Q9: How can pharmacists support patients who cannot access mifepristone due to state laws or legal uncertainty?
Pharmacists occupy a unique and trusted position in health care. In states where mifepristone access is limited, there are several ways pharmacists can support patients within the law:
- Provide accurate, nonjudgmental information about what is legally available in the individual patient’s state.

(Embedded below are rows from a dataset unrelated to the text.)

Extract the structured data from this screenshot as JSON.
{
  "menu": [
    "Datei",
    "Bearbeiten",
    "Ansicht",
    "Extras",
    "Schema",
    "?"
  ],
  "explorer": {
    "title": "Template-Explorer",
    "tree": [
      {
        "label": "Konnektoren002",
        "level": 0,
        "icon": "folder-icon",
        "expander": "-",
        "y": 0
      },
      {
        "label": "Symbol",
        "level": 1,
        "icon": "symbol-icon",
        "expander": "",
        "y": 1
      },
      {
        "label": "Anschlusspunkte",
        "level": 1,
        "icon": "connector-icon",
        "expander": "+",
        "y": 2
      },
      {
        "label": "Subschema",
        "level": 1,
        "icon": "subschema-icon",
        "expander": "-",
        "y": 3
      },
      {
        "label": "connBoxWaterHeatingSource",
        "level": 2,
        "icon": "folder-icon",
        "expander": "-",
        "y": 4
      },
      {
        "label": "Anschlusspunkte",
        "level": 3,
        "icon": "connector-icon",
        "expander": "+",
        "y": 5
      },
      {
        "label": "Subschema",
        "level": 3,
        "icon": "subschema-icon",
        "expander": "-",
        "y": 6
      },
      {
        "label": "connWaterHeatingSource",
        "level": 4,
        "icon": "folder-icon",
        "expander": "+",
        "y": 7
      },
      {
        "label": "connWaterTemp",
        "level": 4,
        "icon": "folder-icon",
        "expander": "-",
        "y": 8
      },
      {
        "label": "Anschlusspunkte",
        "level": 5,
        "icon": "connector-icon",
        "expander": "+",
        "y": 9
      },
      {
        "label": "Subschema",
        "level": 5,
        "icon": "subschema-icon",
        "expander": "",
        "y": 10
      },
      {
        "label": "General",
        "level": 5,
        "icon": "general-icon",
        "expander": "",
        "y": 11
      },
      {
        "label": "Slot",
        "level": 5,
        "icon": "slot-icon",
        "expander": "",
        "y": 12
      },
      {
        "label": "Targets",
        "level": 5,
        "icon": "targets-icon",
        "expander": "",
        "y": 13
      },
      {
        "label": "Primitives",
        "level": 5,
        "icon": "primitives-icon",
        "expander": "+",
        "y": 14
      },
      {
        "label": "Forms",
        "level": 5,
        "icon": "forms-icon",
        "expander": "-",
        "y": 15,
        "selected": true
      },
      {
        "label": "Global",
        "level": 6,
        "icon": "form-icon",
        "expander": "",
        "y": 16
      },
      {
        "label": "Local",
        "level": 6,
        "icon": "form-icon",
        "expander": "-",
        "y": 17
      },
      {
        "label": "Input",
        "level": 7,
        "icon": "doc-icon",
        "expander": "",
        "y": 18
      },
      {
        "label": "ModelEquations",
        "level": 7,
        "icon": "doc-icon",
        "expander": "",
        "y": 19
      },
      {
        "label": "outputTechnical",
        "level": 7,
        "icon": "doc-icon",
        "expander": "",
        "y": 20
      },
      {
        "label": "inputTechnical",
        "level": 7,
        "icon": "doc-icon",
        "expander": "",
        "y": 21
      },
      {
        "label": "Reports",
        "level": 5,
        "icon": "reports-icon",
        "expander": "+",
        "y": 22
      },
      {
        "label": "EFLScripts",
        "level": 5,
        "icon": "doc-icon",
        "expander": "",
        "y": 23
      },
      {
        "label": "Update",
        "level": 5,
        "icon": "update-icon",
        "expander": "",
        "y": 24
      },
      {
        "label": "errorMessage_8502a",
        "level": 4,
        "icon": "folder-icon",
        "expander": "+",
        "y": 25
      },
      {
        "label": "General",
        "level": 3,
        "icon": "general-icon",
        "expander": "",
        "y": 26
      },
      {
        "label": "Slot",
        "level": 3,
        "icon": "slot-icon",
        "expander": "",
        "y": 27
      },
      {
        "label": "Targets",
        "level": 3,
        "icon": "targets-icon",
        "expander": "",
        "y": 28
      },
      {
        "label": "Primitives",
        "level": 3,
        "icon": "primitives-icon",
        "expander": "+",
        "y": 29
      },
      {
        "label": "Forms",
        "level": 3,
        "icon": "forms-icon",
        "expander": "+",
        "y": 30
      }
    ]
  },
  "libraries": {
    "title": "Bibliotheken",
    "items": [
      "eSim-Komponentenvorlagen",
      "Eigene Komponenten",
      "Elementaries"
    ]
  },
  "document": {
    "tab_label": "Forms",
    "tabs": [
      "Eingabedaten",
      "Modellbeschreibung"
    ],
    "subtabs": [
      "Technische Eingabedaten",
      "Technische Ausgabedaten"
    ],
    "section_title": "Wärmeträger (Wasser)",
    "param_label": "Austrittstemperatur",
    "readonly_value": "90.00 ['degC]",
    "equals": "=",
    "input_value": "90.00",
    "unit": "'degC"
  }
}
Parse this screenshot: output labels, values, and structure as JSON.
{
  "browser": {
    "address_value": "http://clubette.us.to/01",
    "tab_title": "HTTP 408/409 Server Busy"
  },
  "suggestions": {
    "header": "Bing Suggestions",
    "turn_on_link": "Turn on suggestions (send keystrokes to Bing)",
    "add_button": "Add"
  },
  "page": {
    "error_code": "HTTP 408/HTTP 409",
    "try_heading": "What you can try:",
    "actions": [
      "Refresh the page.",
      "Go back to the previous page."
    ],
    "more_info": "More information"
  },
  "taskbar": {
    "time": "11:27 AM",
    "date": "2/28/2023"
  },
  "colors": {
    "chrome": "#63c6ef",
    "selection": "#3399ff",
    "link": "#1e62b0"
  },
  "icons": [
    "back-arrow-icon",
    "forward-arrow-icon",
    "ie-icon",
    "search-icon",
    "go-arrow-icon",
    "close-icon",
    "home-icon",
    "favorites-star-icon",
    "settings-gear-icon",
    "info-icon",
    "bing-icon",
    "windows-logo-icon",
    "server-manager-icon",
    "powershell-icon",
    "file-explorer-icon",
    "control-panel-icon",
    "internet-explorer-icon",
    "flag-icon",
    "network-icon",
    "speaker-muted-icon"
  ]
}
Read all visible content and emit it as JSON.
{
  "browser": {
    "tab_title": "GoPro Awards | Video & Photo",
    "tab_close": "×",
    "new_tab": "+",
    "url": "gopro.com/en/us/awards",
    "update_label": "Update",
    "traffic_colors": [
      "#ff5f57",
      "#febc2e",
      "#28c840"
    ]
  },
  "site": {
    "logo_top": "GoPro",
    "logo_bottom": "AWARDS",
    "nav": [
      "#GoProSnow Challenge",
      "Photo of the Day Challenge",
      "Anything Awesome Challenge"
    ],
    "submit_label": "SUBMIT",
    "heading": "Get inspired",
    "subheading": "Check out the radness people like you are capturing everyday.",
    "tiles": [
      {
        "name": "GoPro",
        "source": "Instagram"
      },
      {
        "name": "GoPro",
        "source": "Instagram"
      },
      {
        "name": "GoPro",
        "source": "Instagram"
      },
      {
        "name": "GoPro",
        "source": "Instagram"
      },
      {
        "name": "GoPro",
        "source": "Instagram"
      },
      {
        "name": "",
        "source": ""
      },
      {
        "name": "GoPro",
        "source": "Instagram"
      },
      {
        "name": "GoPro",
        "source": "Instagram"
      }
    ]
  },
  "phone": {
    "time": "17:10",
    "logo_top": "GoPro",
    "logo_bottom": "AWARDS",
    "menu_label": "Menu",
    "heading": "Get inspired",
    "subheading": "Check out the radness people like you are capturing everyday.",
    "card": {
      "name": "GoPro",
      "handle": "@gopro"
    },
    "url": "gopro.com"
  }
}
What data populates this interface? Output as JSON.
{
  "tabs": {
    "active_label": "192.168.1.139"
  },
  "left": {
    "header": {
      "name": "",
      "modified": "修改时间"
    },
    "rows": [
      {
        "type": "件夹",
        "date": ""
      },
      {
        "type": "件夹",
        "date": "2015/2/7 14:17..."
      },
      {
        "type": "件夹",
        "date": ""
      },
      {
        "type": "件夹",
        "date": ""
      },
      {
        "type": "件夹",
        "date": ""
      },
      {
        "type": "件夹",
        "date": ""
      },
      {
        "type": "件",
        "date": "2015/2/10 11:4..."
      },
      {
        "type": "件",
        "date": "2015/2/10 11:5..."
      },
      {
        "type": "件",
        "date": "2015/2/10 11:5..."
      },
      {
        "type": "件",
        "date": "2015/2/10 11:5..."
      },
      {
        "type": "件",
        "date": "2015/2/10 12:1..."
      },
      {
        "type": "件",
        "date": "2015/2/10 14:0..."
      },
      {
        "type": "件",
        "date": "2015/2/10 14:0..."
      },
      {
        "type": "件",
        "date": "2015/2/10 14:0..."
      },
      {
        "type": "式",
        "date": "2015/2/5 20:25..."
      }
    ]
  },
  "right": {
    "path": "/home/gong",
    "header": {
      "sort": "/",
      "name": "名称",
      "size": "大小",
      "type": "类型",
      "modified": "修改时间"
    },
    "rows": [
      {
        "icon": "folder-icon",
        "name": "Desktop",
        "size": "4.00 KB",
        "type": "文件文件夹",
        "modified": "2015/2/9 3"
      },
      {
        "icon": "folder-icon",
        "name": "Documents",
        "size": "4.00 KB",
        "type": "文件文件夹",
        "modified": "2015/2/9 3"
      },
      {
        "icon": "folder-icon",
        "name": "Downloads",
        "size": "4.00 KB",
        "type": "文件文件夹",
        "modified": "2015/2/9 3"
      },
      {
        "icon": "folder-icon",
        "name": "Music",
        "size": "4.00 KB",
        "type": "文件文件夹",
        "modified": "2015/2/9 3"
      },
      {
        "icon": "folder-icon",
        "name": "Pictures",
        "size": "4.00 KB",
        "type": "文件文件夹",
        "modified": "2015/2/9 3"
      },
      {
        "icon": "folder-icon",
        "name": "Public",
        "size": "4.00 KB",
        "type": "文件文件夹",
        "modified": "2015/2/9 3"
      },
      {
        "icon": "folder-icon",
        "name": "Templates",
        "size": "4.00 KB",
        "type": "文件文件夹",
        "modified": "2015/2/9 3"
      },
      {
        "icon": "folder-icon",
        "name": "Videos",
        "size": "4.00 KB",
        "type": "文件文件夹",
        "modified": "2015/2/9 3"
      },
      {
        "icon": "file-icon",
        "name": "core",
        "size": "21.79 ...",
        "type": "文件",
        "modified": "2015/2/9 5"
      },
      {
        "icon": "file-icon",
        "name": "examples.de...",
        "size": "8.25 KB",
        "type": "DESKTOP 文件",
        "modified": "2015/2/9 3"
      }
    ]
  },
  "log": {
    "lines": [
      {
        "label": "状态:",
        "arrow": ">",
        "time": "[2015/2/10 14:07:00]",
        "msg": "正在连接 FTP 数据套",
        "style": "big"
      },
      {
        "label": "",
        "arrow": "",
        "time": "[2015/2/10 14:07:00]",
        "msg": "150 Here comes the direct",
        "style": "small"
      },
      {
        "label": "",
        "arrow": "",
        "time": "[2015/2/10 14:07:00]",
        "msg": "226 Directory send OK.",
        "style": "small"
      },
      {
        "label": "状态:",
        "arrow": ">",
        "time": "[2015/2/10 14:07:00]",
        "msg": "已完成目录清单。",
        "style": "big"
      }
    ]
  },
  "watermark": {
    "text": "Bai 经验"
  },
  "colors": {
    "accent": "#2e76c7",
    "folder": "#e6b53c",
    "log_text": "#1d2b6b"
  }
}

- Know and share referral resources such as national organizations and Planned Parenthood, who can help connect patients with providers in accessible states.
- In states where misoprostol-only regimens are legal and prescribed, pharmacists can counsel patients that misoprostol alone (without mifepristone) has approximately 80% efficacy—significantly lower than the combination regimen—and review its specific regimen and possible adverse effects.
- If practicing in a state with shield law protections patients from restricted states are treated, pharmacists should consult legal counsel about what is legally protected under both federal and state.
- Maintain confidentiality rigorously. Reproductive health information should be handled with the highest level of privacy.
- Stay informed about Aid Access, Plan C, and similar organizations that help connect patients with resources, and provide factual information when needed.